If you enter this profession, your work will involve a mixture of laboratory work and field investigations. You’ll be collecting soil samples, analysing them and recording your observations. Off the back of your research findings, you’ll be writing reports, giving presentations and attending conferences to share your conclusions with the scientific community.
More importantly, you’ll be providing expert advice directly to professionals from other fields, such as archaeologists, agricultural consultants, conservationists, forensic scientists, hydrologists, petrologists and construction engineers.
Salary & benefits
Soil scientists in the early stages of their careers can earn around £15,000 to £25,000 per annum, while scientists who have gained a wealth of experience can earn anything between £25,000 and £60,000 per annum.
Your potential earnings will primarily be dependent on the sector you work in, your qualifications, your level of experience and the size of your employer.

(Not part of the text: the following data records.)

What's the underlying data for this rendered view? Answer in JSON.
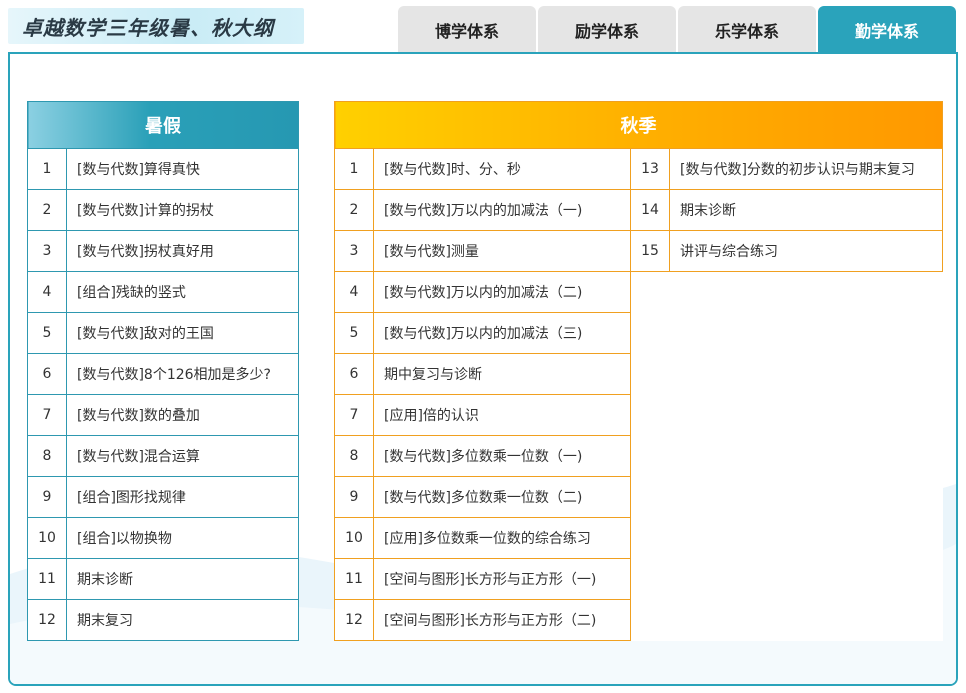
{
  "header": {
    "title": "卓越数学三年级暑、秋大纲",
    "tabs": [
      {
        "label": "博学体系",
        "active": false
      },
      {
        "label": "励学体系",
        "active": false
      },
      {
        "label": "乐学体系",
        "active": false
      },
      {
        "label": "勤学体系",
        "active": true
      }
    ]
  },
  "colors": {
    "accent": "#2aa3bb",
    "summer_border": "#2e98b0",
    "autumn_border": "#f0a020",
    "autumn_header_start": "#ffd000",
    "autumn_header_end": "#ff9800"
  },
  "summer": {
    "title": "暑假",
    "rows": [
      {
        "num": "1",
        "text": "[数与代数]算得真快"
      },
      {
        "num": "2",
        "text": "[数与代数]计算的拐杖"
      },
      {
        "num": "3",
        "text": "[数与代数]拐杖真好用"
      },
      {
        "num": "4",
        "text": "[组合]残缺的竖式"
      },
      {
        "num": "5",
        "text": "[数与代数]敌对的王国"
      },
      {
        "num": "6",
        "text": "[数与代数]8个126相加是多少?"
      },
      {
        "num": "7",
        "text": "[数与代数]数的叠加"
      },
      {
        "num": "8",
        "text": "[数与代数]混合运算"
      },
      {
        "num": "9",
        "text": "[组合]图形找规律"
      },
      {
        "num": "10",
        "text": "[组合]以物换物"
      },
      {
        "num": "11",
        "text": "期末诊断"
      },
      {
        "num": "12",
        "text": "期末复习"
      }
    ]
  },
  "autumn": {
    "title": "秋季",
    "left_rows": [
      {
        "num": "1",
        "text": "[数与代数]时、分、秒"
      },
      {
        "num": "2",
        "text": "[数与代数]万以内的加减法（一)"
      },
      {
        "num": "3",
        "text": "[数与代数]测量"
      },
      {
        "num": "4",
        "text": "[数与代数]万以内的加减法（二)"
      },
      {
        "num": "5",
        "text": "[数与代数]万以内的加减法（三)"
      },
      {
        "num": "6",
        "text": "期中复习与诊断"
      },
      {
        "num": "7",
        "text": "[应用]倍的认识"
      },
      {
        "num": "8",
        "text": "[数与代数]多位数乘一位数（一)"
      },
      {
        "num": "9",
        "text": "[数与代数]多位数乘一位数（二)"
      },
      {
        "num": "10",
        "text": "[应用]多位数乘一位数的综合练习"
      },
      {
        "num": "11",
        "text": "[空间与图形]长方形与正方形（一)"
      },
      {
        "num": "12",
        "text": "[空间与图形]长方形与正方形（二)"
      }
    ],
    "right_rows": [
      {
        "num": "13",
        "text": "[数与代数]分数的初步认识与期末复习"
      },
      {
        "num": "14",
        "text": "期末诊断"
      },
      {
        "num": "15",
        "text": "讲评与综合练习"
      }
    ]
  }
}
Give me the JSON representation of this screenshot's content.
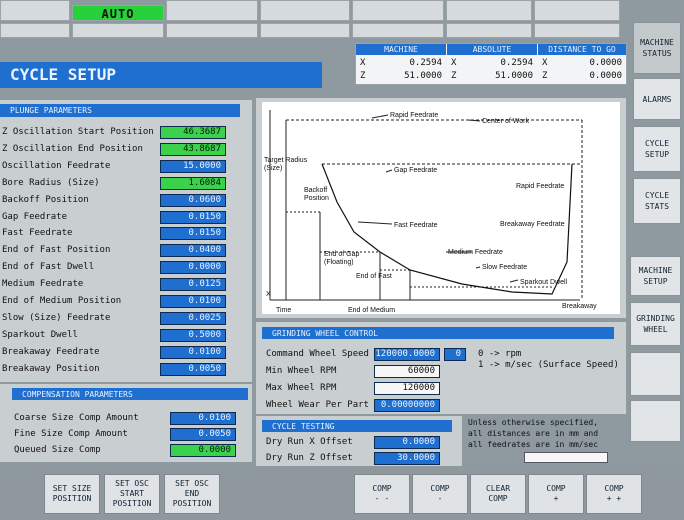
{
  "status": {
    "mode": "AUTO"
  },
  "page_title": "CYCLE SETUP",
  "positions": {
    "headers": [
      "MACHINE",
      "ABSOLUTE",
      "DISTANCE TO GO"
    ],
    "rows": [
      {
        "axis": "X",
        "machine": "0.2594",
        "absolute": "0.2594",
        "distance": "0.0000"
      },
      {
        "axis": "Z",
        "machine": "51.0000",
        "absolute": "51.0000",
        "distance": "0.0000"
      }
    ]
  },
  "side_buttons": [
    "MACHINE\nSTATUS",
    "ALARMS",
    "CYCLE\nSETUP",
    "CYCLE\nSTATS",
    "MACHINE\nSETUP",
    "GRINDING\nWHEEL",
    "",
    ""
  ],
  "plunge": {
    "title": "PLUNGE PARAMETERS",
    "params": [
      {
        "label": "Z Oscillation Start Position",
        "value": "46.3687",
        "color": "green"
      },
      {
        "label": "Z Oscillation End Position",
        "value": "43.8687",
        "color": "green"
      },
      {
        "label": "Oscillation Feedrate",
        "value": "15.0000",
        "color": "blue"
      },
      {
        "label": "Bore Radius (Size)",
        "value": "1.6084",
        "color": "green"
      },
      {
        "label": "Backoff Position",
        "value": "0.0600",
        "color": "blue"
      },
      {
        "label": "Gap Feedrate",
        "value": "0.0150",
        "color": "blue"
      },
      {
        "label": "Fast Feedrate",
        "value": "0.0150",
        "color": "blue"
      },
      {
        "label": "End of Fast Position",
        "value": "0.0400",
        "color": "blue"
      },
      {
        "label": "End of Fast Dwell",
        "value": "0.0000",
        "color": "blue"
      },
      {
        "label": "Medium Feedrate",
        "value": "0.0125",
        "color": "blue"
      },
      {
        "label": "End of Medium Position",
        "value": "0.0100",
        "color": "blue"
      },
      {
        "label": "Slow (Size) Feedrate",
        "value": "0.0025",
        "color": "blue"
      },
      {
        "label": "Sparkout Dwell",
        "value": "0.5000",
        "color": "blue"
      },
      {
        "label": "Breakaway Feedrate",
        "value": "0.0100",
        "color": "blue"
      },
      {
        "label": "Breakaway Position",
        "value": "0.0050",
        "color": "blue"
      }
    ]
  },
  "compensation": {
    "title": "COMPENSATION PARAMETERS",
    "params": [
      {
        "label": "Coarse Size Comp Amount",
        "value": "0.0100",
        "color": "blue"
      },
      {
        "label": "Fine Size Comp Amount",
        "value": "0.0050",
        "color": "blue"
      },
      {
        "label": "Queued Size Comp",
        "value": "0.0000",
        "color": "green"
      }
    ]
  },
  "diagram": {
    "labels": {
      "rapid_feedrate": "Rapid Feedrate",
      "center_of_work": "Center of Work",
      "target_radius": "Target Radius\n(Size)",
      "gap_feedrate": "Gap Feedrate",
      "backoff_position": "Backoff\nPosition",
      "rapid_feedrate_right": "Rapid Feedrate",
      "fast_feedrate": "Fast Feedrate",
      "breakaway_feedrate": "Breakaway Feedrate",
      "medium_feedrate": "Medium Feedrate",
      "end_of_gap": "End of Gap\n(Floating)",
      "slow_feedrate": "Slow Feedrate",
      "end_of_fast": "End of Fast",
      "sparkout_dwell": "Sparkout Dwell",
      "x_axis": "X",
      "time": "Time",
      "end_of_medium": "End of Medium",
      "breakaway": "Breakaway"
    }
  },
  "grinding_wheel": {
    "title": "GRINDING WHEEL CONTROL",
    "command_speed_label": "Command Wheel Speed",
    "command_speed_value": "120000.0000",
    "mode_value": "0",
    "mode_legend_0": "0 -> rpm",
    "mode_legend_1": "1 -> m/sec (Surface Speed)",
    "min_rpm_label": "Min Wheel RPM",
    "min_rpm_value": "60000",
    "max_rpm_label": "Max Wheel RPM",
    "max_rpm_value": "120000",
    "wear_label": "Wheel Wear Per Part",
    "wear_value": "0.00000000"
  },
  "cycle_testing": {
    "title": "CYCLE TESTING",
    "x_offset_label": "Dry Run X Offset",
    "x_offset_value": "0.0000",
    "z_offset_label": "Dry Run Z Offset",
    "z_offset_value": "30.0000"
  },
  "note": "Unless otherwise specified,\nall distances are in mm and\nall feedrates are in mm/sec",
  "bottom_buttons": [
    "SET SIZE\nPOSITION",
    "SET OSC\nSTART\nPOSITION",
    "SET OSC\nEND\nPOSITION",
    "COMP\n- -",
    "COMP\n-",
    "CLEAR\nCOMP",
    "COMP\n+",
    "COMP\n+ +"
  ]
}
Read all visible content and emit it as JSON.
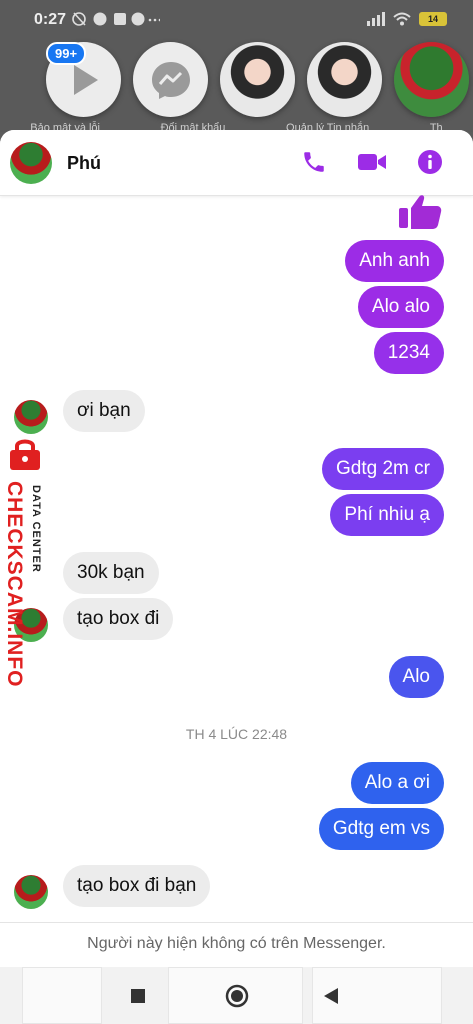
{
  "status_bar": {
    "time": "0:27",
    "battery": "14"
  },
  "chat_heads": {
    "badge": "99+",
    "items": [
      {
        "kind": "play-icon"
      },
      {
        "kind": "messenger-icon"
      },
      {
        "kind": "photo"
      },
      {
        "kind": "photo"
      },
      {
        "kind": "photo-green"
      }
    ]
  },
  "background_labels": [
    "Bảo mật và lỗi",
    "Đổi mật khẩu",
    "Quản lý Tin nhắn",
    "Th"
  ],
  "header": {
    "name": "Phú",
    "icons": [
      "phone-icon",
      "video-icon",
      "info-icon"
    ],
    "accent": "#9b27e8"
  },
  "messages": [
    {
      "dir": "out",
      "type": "like"
    },
    {
      "dir": "out",
      "text": "Anh anh"
    },
    {
      "dir": "out",
      "text": "Alo alo"
    },
    {
      "dir": "out",
      "text": "1234"
    },
    {
      "dir": "in",
      "text": "ơi bạn"
    },
    {
      "dir": "out",
      "text": "Gdtg 2m cr"
    },
    {
      "dir": "out",
      "text": "Phí nhiu ạ"
    },
    {
      "dir": "in",
      "text": "30k bạn"
    },
    {
      "dir": "in",
      "text": "tạo box đi"
    },
    {
      "dir": "out",
      "text": "Alo"
    },
    {
      "dir": "out",
      "text": "Alo a ơi"
    },
    {
      "dir": "out",
      "text": "Gdtg em vs"
    },
    {
      "dir": "in",
      "text": "tạo box đi bạn"
    }
  ],
  "timestamp": "TH 4 LÚC 22:48",
  "footer_note": "Người này hiện không có trên Messenger.",
  "watermark": {
    "main": "CHECKSCAM.INFO",
    "sub": "DATA CENTER"
  },
  "colors": {
    "purple": "#9c2ce6",
    "violet": "#7a3ef0",
    "blue": "#2f62ee"
  }
}
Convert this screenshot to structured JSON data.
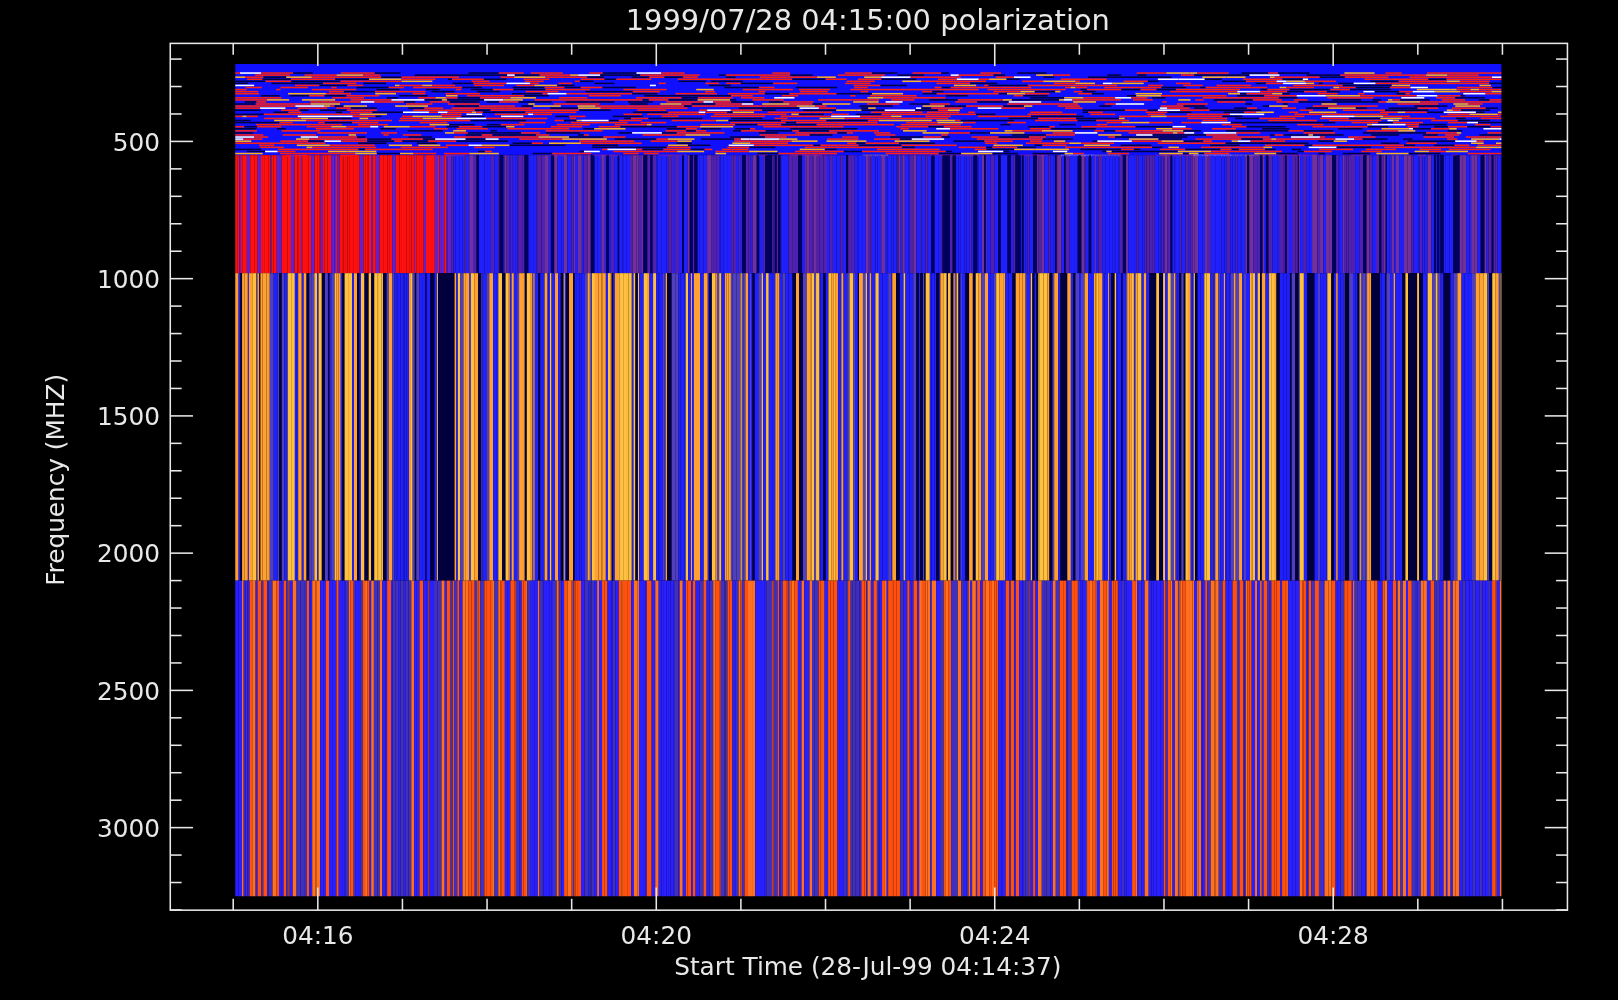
{
  "title": "1999/07/28 04:15:00 polarization",
  "y_axis": {
    "label": "Frequency (MHZ)",
    "ticks": [
      "500",
      "1000",
      "1500",
      "2000",
      "2500",
      "3000"
    ]
  },
  "x_axis": {
    "label": "Start Time (28-Jul-99 04:14:37)",
    "ticks": [
      "04:16",
      "04:20",
      "04:24",
      "04:28"
    ]
  }
}
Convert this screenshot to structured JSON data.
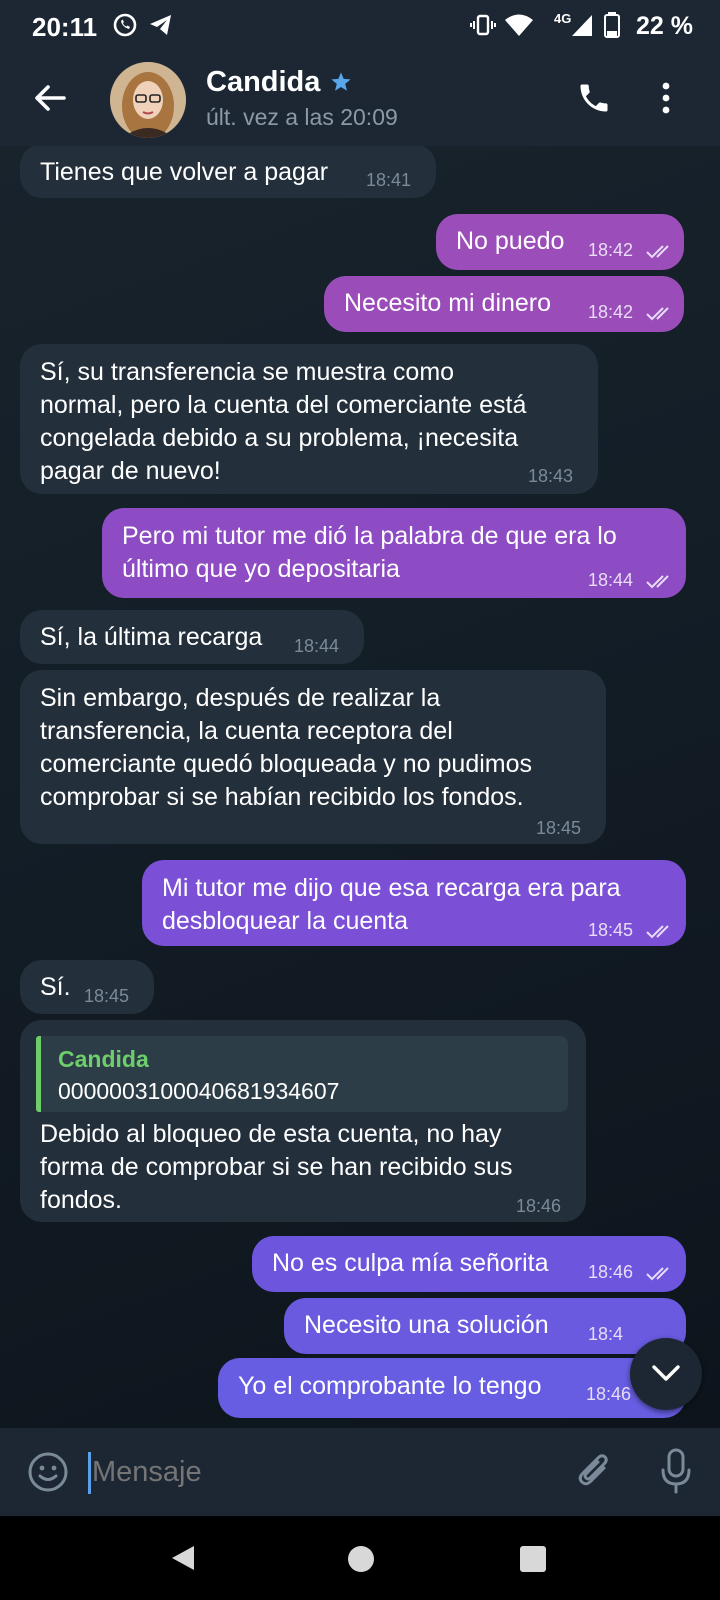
{
  "status_bar": {
    "time": "20:11",
    "network": "4G",
    "battery": "22 %"
  },
  "header": {
    "name": "Candida",
    "last_seen": "últ. vez a las 20:09"
  },
  "messages": [
    {
      "dir": "in",
      "text": "Tienes que volver a pagar",
      "time": "18:41"
    },
    {
      "dir": "out",
      "text": "No puedo",
      "time": "18:42"
    },
    {
      "dir": "out",
      "text": "Necesito mi dinero",
      "time": "18:42"
    },
    {
      "dir": "in",
      "lines": [
        "Sí, su transferencia se muestra como",
        "normal, pero la cuenta del comerciante está",
        "congelada debido a su problema, ¡necesita",
        "pagar de nuevo!"
      ],
      "time": "18:43"
    },
    {
      "dir": "out",
      "lines": [
        "Pero mi tutor me dió la palabra de que era lo",
        "último que yo depositaria"
      ],
      "time": "18:44"
    },
    {
      "dir": "in",
      "text": "Sí, la última recarga",
      "time": "18:44"
    },
    {
      "dir": "in",
      "lines": [
        "Sin embargo, después de realizar la",
        "transferencia, la cuenta receptora del",
        "comerciante quedó bloqueada y no pudimos",
        "comprobar si se habían recibido los fondos."
      ],
      "time": "18:45"
    },
    {
      "dir": "out",
      "lines": [
        "Mi tutor me dijo que esa recarga era para",
        "desbloquear la cuenta"
      ],
      "time": "18:45"
    },
    {
      "dir": "in",
      "text": "Sí.",
      "time": "18:45"
    },
    {
      "dir": "in",
      "quote": {
        "name": "Candida",
        "text": "0000003100040681934607"
      },
      "lines": [
        "Debido al bloqueo de esta cuenta, no hay",
        "forma de comprobar si se han recibido sus",
        "fondos."
      ],
      "time": "18:46"
    },
    {
      "dir": "out",
      "text": "No es culpa mía señorita",
      "time": "18:46"
    },
    {
      "dir": "out",
      "text": "Necesito una solución",
      "time": "18:4"
    },
    {
      "dir": "out",
      "text": "Yo el comprobante lo tengo",
      "time": "18:46"
    }
  ],
  "input": {
    "placeholder": "Mensaje"
  },
  "colors": {
    "header_bg": "#1c2733",
    "incoming_bubble": "#232f3b",
    "outgoing_top": "#9a4db8",
    "outgoing_bottom": "#6a5ae0",
    "quote_accent": "#6ece6c"
  },
  "icons": [
    "back-arrow-icon",
    "verified-star-icon",
    "phone-icon",
    "more-vert-icon",
    "emoji-icon",
    "attach-icon",
    "mic-icon",
    "chevron-down-icon"
  ]
}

Professionals working for commercial companies tend to be paid higher salaries than people working for government agencies or not-for-profit organisations.
Working hours are not usually fixed, and depend on the specific projects assigned to soil scientists. People working exclusively in laboratories are more likely to have regular working schedules than scientists who are primarily engaged in field work.
Field scientists also work in adverse conditions and hazardous locations from time to time, especially those working in the oil, gas and mineral mining industries.
In order to break into this line of work, a strong undergraduate degree (2:1 minimum) in a relevant science subject is sufficient. However, employers often prefer candidates with postgraduate degrees (MSc or PhD).
Studying subjects such as earth sciences, environmental geoscience, soil science, geology, geography, chemistry, biology or archaeology will definitely give you a great foundation for entering this fairly niche profession.
Training & progression
Apart from ‘on-the-job’ training, practical work experience and continued professional education, obtaining membership of professional bodies such as the British Society of Soil Science (BSSS) and The Institute of Professional Soil Scientists (IPSS) will provide you with an added advantage in pursuing a successful career as a soil scientist.
Some of these guys choose to become freelance consultants as they gain more experience, while others may choose to work in more of an academic capacity, giving lectures and conducting independent research.
Soil scientists can also expand their knowledge base by taking up qualifications in related fields such as geology, oil exploration and surveying.